A religião respeita a liberdade civil como um exercício nobre das faculdades dos homens, o mundo das políticas sendo uma esfera destinada pelo Criador para o livre uso da inteligência. A religião, sendo livre e poderosa em sua própria esfera e satisfeita com a posição que lhe é reservada, percebeu que sua influência é melhor estabelecida, pois repousa apenas em seus próprios poderes e governa os corações dos homens sem apoio externo.

A liberdade vê a religião como companheira de lutas e triunfos, o berço da sua infância, e a fonte divina de seus direitos. A religião é considerada como guardiã dos costumes, e os costumes são tomados como a garantia das leis e compromisso para a manutenção da própria liberdade.
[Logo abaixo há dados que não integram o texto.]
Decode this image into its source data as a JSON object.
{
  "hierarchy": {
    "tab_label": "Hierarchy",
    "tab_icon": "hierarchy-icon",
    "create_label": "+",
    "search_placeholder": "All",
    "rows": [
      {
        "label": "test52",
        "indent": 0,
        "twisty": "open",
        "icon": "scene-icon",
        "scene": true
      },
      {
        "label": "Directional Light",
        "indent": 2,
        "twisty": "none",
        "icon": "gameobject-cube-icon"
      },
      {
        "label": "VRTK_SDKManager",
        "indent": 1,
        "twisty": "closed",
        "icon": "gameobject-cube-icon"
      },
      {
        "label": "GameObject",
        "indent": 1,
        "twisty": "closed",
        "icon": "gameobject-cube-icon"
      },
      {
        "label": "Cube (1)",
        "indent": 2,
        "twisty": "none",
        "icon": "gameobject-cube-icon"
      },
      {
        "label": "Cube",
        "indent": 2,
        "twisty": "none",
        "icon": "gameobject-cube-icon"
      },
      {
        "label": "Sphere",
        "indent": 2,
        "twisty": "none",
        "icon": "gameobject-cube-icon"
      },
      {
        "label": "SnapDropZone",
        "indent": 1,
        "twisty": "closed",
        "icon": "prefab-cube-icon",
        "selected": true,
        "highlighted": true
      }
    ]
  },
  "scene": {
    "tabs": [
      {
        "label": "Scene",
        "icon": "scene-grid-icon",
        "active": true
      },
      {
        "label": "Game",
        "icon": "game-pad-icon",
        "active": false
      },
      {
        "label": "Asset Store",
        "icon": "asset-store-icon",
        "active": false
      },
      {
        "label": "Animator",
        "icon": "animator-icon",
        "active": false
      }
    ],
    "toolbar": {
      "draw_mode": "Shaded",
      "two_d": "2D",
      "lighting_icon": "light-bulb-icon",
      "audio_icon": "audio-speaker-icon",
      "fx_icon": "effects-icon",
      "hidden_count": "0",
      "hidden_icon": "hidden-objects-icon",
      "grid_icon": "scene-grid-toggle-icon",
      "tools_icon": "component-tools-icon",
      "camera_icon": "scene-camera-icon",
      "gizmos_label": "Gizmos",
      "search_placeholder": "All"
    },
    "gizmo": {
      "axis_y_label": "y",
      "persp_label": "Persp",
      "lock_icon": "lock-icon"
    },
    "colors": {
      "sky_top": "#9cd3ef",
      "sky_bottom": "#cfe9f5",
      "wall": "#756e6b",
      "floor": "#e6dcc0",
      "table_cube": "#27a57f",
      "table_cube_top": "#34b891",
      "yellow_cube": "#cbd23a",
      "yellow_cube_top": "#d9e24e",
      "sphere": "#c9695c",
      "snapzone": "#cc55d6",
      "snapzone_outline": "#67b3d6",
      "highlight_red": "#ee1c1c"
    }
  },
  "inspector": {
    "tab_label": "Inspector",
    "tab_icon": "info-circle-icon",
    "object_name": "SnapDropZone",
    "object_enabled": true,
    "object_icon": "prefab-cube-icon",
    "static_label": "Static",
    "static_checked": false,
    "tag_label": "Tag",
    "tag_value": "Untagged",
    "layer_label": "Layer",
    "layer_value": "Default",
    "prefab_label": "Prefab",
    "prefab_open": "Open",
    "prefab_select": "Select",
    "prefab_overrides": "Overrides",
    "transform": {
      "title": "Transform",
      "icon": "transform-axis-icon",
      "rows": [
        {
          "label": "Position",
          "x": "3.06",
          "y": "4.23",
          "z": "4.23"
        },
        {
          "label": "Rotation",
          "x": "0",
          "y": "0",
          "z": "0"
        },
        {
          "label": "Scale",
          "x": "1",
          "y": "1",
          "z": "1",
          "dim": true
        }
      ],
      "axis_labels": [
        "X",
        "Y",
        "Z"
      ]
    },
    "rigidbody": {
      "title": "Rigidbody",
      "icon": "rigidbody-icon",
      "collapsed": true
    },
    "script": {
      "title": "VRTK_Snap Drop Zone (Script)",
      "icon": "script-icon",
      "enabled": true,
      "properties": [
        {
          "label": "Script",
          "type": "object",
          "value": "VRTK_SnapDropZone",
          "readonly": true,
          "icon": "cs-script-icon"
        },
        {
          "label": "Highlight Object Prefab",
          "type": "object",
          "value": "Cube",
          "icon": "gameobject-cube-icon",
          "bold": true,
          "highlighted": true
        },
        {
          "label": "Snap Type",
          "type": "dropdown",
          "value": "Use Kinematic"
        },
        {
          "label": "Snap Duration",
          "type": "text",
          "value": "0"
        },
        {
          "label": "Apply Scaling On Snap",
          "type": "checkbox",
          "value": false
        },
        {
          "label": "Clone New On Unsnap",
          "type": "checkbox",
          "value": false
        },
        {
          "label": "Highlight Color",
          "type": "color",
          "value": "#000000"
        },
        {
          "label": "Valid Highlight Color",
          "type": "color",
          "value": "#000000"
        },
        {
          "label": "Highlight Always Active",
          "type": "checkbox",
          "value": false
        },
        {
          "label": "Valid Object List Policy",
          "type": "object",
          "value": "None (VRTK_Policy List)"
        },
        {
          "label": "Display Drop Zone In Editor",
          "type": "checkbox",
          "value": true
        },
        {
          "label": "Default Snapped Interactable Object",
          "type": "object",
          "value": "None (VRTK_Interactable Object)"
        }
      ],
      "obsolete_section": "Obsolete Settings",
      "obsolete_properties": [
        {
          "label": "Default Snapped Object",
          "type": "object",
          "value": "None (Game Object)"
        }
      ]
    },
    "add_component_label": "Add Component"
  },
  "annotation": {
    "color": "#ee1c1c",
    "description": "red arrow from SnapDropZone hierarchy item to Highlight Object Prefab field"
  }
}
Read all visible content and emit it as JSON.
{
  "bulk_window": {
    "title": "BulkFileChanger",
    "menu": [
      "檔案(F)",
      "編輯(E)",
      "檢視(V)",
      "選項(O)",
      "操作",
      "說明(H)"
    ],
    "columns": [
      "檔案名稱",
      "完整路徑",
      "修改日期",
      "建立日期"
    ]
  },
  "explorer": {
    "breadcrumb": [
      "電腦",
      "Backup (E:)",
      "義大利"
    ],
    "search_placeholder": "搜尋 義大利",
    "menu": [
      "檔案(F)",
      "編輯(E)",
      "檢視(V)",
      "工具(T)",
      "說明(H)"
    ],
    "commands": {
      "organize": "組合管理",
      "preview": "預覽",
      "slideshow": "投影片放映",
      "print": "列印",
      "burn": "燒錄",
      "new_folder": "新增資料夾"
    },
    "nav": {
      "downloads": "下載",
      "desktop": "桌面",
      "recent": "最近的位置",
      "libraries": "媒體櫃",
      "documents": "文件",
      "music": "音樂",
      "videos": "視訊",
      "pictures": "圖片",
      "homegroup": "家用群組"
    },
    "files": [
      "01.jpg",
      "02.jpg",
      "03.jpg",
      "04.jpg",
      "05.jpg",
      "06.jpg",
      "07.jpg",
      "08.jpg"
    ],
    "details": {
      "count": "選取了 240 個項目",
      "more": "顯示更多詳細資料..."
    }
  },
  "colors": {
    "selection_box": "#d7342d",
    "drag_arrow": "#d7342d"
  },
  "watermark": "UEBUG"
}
A intenção não declarada de meu próprio trabalho é honrar o princípio de Tocqueville, lembrando os religiosos da importância da asa da razão e do senso comum, bem como lembrando as pessoas seculares da importância da asa da religião bíblica - a origem primeira e mãe nutridora até dos “ideais iluministas” como fraternidade, liberdade de consciência e igualdade. Perdendo uma dessas asas, a águia norte-americana não poderá mais voar.

Notas de Rodapé:
1

Esse Insight é adaptado da resposta a Booke Allen no Brittanica Blog em 23 de abril de 2007 (“The U.S. Is Two Countries?”). Allen é autor de Moral Minority: Our Skeptical Founding Fathers (A Minoria Moral: Nossos Fundadores Céticos); Chicago: Ivan R. Dee, 2006. Tradução livre.

2

Veja Michael Novak, On Two Wings: Humble Faith and Common Sense at American’s Founding (San Francisco: Encounter, 2002). Tradução livre.